I think the best thing you can do to improve your spear fishing is practice.
Just like in shooting a rifle or a handgun, the more target practice you get, the better you are at hitting the target. With a spear gun, you generally only get one shot. By the time you re-cock, the fish is long gone if you missed, so making a good first shot is critical, but recocking underwater is hard and can be frustrating and a little dangerous in terms of entanglement, so practicing restringing your gun is very important.
When you're sitting down in front of the TV at night, you can practice re-stringing your gun. Of course, don't cock it inside your home (or on a boat for that matter) but you can practice re-stringing it over and over without recocking it. You will be surprised at how easily you get tangled up when you fire your gun for the first time underwater and then try to re-string it and recock it underwater. When there's even a little current, the string becomes hard to manage.

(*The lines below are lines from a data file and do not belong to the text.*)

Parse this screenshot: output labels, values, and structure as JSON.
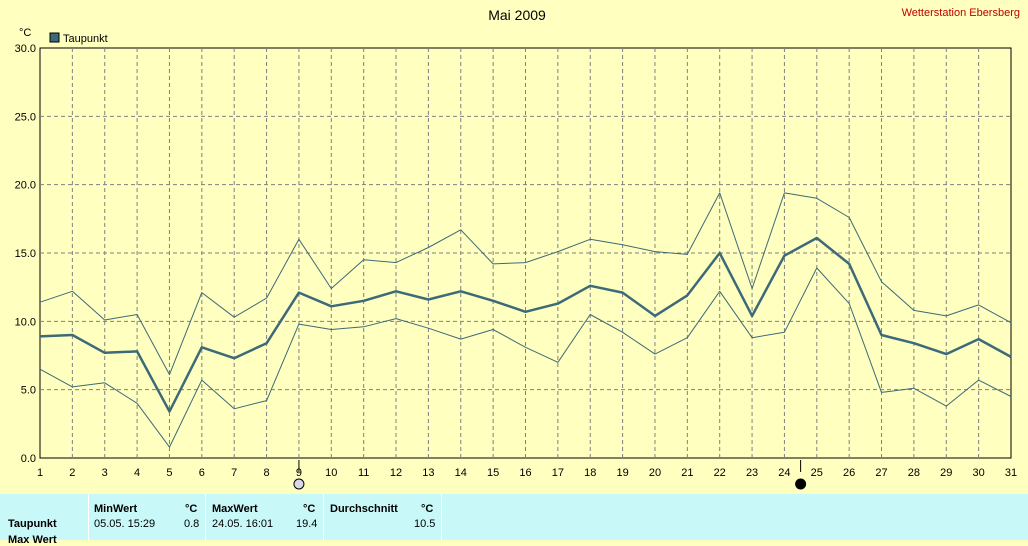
{
  "chart_data": {
    "type": "line",
    "title": "Mai 2009",
    "station": "Wetterstation Ebersberg",
    "ylabel": "°C",
    "ylim": [
      0,
      30
    ],
    "yticks": [
      "0.0",
      "5.0",
      "10.0",
      "15.0",
      "20.0",
      "25.0",
      "30.0"
    ],
    "x": [
      1,
      2,
      3,
      4,
      5,
      6,
      7,
      8,
      9,
      10,
      11,
      12,
      13,
      14,
      15,
      16,
      17,
      18,
      19,
      20,
      21,
      22,
      23,
      24,
      25,
      26,
      27,
      28,
      29,
      30,
      31
    ],
    "xlim": [
      1,
      31
    ],
    "grid": true,
    "legend": {
      "position": "top-left",
      "entries": [
        "Taupunkt"
      ]
    },
    "series": [
      {
        "name": "Taupunkt",
        "role": "mean",
        "values": [
          8.9,
          9.0,
          7.7,
          7.8,
          3.4,
          8.1,
          7.3,
          8.4,
          12.1,
          11.1,
          11.5,
          12.2,
          11.6,
          12.2,
          11.5,
          10.7,
          11.3,
          12.6,
          12.1,
          10.4,
          11.9,
          15.0,
          10.4,
          14.8,
          16.1,
          14.2,
          9.0,
          8.4,
          7.6,
          8.7,
          7.4
        ]
      },
      {
        "role": "max",
        "values": [
          11.4,
          12.2,
          10.1,
          10.5,
          6.1,
          12.1,
          10.3,
          11.7,
          16.0,
          12.4,
          14.5,
          14.3,
          15.4,
          16.7,
          14.2,
          14.3,
          15.1,
          16.0,
          15.6,
          15.1,
          14.9,
          19.4,
          12.4,
          19.4,
          19.0,
          17.6,
          12.9,
          10.8,
          10.4,
          11.2,
          9.9
        ]
      },
      {
        "role": "min",
        "values": [
          6.5,
          5.2,
          5.5,
          4.0,
          0.8,
          5.7,
          3.6,
          4.2,
          9.8,
          9.4,
          9.6,
          10.2,
          9.5,
          8.7,
          9.4,
          8.1,
          7.0,
          10.5,
          9.2,
          7.6,
          8.8,
          12.2,
          8.8,
          9.2,
          13.9,
          11.3,
          4.8,
          5.1,
          3.8,
          5.7,
          4.5
        ]
      }
    ],
    "markers": [
      {
        "x": 9,
        "icon": "full-moon-icon"
      },
      {
        "x": 24.5,
        "icon": "new-moon-icon"
      }
    ],
    "colors": {
      "background": "#ffffc0",
      "line": "#3c6a78",
      "grid": "#808080",
      "stats_bg": "#c8f8f8"
    }
  },
  "stats": {
    "row_label": "Taupunkt",
    "row_label_2": "Max Wert",
    "min_header": "MinWert",
    "max_header": "MaxWert",
    "avg_header": "Durchschnitt",
    "unit": "°C",
    "min_time": "05.05.  15:29",
    "min_value": "0.8",
    "max_time": "24.05.  16:01",
    "max_value": "19.4",
    "avg_value": "10.5"
  }
}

All newbies, and even experienced spearfishermen, in their haste to reload, forget to put the spear back through the bands. Once the spear is in place and restrung, you can't pull the bands over the spear point. If you forgot to load your gun properly in the first place, the bands will be under the gun instead of on top of the shaft. When this happens, you have no choice but to take the spear out and put it back through the bands.
What I do to avoid this is hold the gun upside down, so that the bands are hanging down forming a "O" at the muzzel of the gun. Then put the spear shaft through the "O" formed by the bands as the gun is hanging upside down. By doing it this way, you will always be assured that the bands are in the right place when you're ready to cock.
To practice this technique at home, put your hand in the middle of the gun body and hold the gun in one hand, out from your body so that the gun is upside down and the bands form the "O." The upside down gun and your arm should form the letter "T."
As you're holding the gun with one hand, out from your body and upside down , use the other hand to put the spear butt through the "O" bands, through the muzzle and lock spear in breech by giving it a good tap in place. Put the safety down (the safety on the AB Biller is "on" when it is pointing down -- it is "off" when it is parallel with the spear). With the spear in place, and the gun still upside down, restring it.
With the gun still upside down, the string "catch" will be sticking up right over the trigger. Start looping the string around the trigger "catch" and back over muzzle catch. The rubber part of the string should be the in the last loop that you make because then you can stretch it to make the last loop fit over the trigger catch.
After the gun is strung, turn it over. When you turn the speargun over, the bands should fall in place, ready to be cocked.
I know this sounds complicated, but its not really. If you'll practice this routine until it becomes one fluid motion, you'll save yourself a lot of frustration and get more fish.
If you can find a place where you can practice shooting the gun, like a swimming pool, then you'll be ever further ahead of the learning curve.